Pricier home, higher health premiums
Prices of leased dwellings paid through lump-sum deposits in lieu of rent, a system called jeonse, have soared recently, and those increases have triggered corresponding increases in health insurance premiums paid by people living in them. The subsidized health system links premiums to financial indicators such as those deposits and the type of car a person drives.
A 40-year-old self-employed businessman from Incheon moved to a new home in May and paid a jeonse deposit of 140 million won ($129,000), up from the 100 million won cost of his old residence. That bumped him into a higher property-asset value bracket, and his monthly health insurance premium rose from 88,940 won per month to 105,690 won, a 19 percent increase.

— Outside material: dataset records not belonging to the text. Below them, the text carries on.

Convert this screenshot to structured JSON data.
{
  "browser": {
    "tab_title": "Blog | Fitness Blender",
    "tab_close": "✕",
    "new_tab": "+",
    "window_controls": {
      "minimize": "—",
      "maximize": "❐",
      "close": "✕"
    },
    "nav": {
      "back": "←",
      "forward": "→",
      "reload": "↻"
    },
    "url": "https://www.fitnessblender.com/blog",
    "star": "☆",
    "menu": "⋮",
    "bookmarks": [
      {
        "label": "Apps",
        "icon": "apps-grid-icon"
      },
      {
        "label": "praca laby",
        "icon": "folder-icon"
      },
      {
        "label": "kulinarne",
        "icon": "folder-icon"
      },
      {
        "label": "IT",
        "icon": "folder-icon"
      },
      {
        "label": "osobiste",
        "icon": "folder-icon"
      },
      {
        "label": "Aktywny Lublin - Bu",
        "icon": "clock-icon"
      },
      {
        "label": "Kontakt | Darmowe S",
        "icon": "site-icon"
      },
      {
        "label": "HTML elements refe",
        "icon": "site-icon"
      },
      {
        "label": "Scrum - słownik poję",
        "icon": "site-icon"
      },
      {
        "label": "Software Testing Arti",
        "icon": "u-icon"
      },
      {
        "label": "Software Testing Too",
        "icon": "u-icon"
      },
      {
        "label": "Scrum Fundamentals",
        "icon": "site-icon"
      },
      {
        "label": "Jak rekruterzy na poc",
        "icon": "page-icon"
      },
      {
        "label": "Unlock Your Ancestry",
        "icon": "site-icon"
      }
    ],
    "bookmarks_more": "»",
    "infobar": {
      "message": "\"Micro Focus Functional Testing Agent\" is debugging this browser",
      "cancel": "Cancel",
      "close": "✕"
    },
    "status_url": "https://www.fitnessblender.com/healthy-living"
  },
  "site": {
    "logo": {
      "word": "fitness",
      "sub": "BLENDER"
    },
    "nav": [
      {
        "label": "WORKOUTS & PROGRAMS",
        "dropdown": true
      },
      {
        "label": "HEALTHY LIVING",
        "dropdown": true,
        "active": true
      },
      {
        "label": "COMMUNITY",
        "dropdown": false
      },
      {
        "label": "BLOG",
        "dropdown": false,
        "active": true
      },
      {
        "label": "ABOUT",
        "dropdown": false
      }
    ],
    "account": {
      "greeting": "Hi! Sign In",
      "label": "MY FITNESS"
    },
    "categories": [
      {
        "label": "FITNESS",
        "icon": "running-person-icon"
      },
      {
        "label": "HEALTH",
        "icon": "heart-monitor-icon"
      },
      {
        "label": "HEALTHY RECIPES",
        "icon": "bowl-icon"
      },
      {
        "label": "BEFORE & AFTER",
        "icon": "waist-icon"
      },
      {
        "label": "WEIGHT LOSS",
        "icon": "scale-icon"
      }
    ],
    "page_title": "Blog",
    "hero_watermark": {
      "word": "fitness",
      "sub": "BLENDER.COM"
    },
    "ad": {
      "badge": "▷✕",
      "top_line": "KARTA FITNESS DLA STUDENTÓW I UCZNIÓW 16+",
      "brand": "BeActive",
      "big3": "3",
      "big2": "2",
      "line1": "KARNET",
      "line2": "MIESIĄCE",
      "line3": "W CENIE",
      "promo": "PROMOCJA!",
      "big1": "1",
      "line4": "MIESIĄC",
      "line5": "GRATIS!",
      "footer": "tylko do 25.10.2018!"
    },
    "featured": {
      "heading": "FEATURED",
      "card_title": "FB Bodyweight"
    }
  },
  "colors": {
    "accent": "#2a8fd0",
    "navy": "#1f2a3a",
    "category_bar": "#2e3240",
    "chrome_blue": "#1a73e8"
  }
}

The National Health Insurance Service (NHIS) issued a report yesterday saying that in the first half of this year 123,360 households had seen their health premiums increase by the 10 percent limit on such hikes. But it also noted that the cap does not apply when people change their dwellings.
Those linkages of insurance premiums to personal wealth, with things like housing deposits and car registrations as indicators, are a system found only in Korea and Japan. The soaring cost of housing leases has meant that some people are paying as much as 20 percent more for health insurance this year.
The affected households paid an average of 53,000 won per month for that insurance, according to the report.
Another entrepreneur who retired in 2009 also saw his jeonse price increase when he moved to a new apartment in Bundang, Gyeonggi; his health insurance premiums rose from 57,000 won per month to 70,000 won. “I got a loan for the jeonse deposit of 60 million won,” he complained, “and have credit card debt of 40 million won. This is too much. I want to unsubscribe from health insurance.”
As of July, there were more than 7.48 million households who were members of the regionally-based health insurance plans. About a third are jeonse tenants, and with the increase in costs about 5 percent have seen a 10 percent or greater premium rise - either to the limit or higher if they moved during the year.
That puts an additional burden on people already hit by the rise in housing costs. The 10 percent cap, instituted last year to deflect criticism of soaring insurance premiums, has limited some of the damage, but not all of it.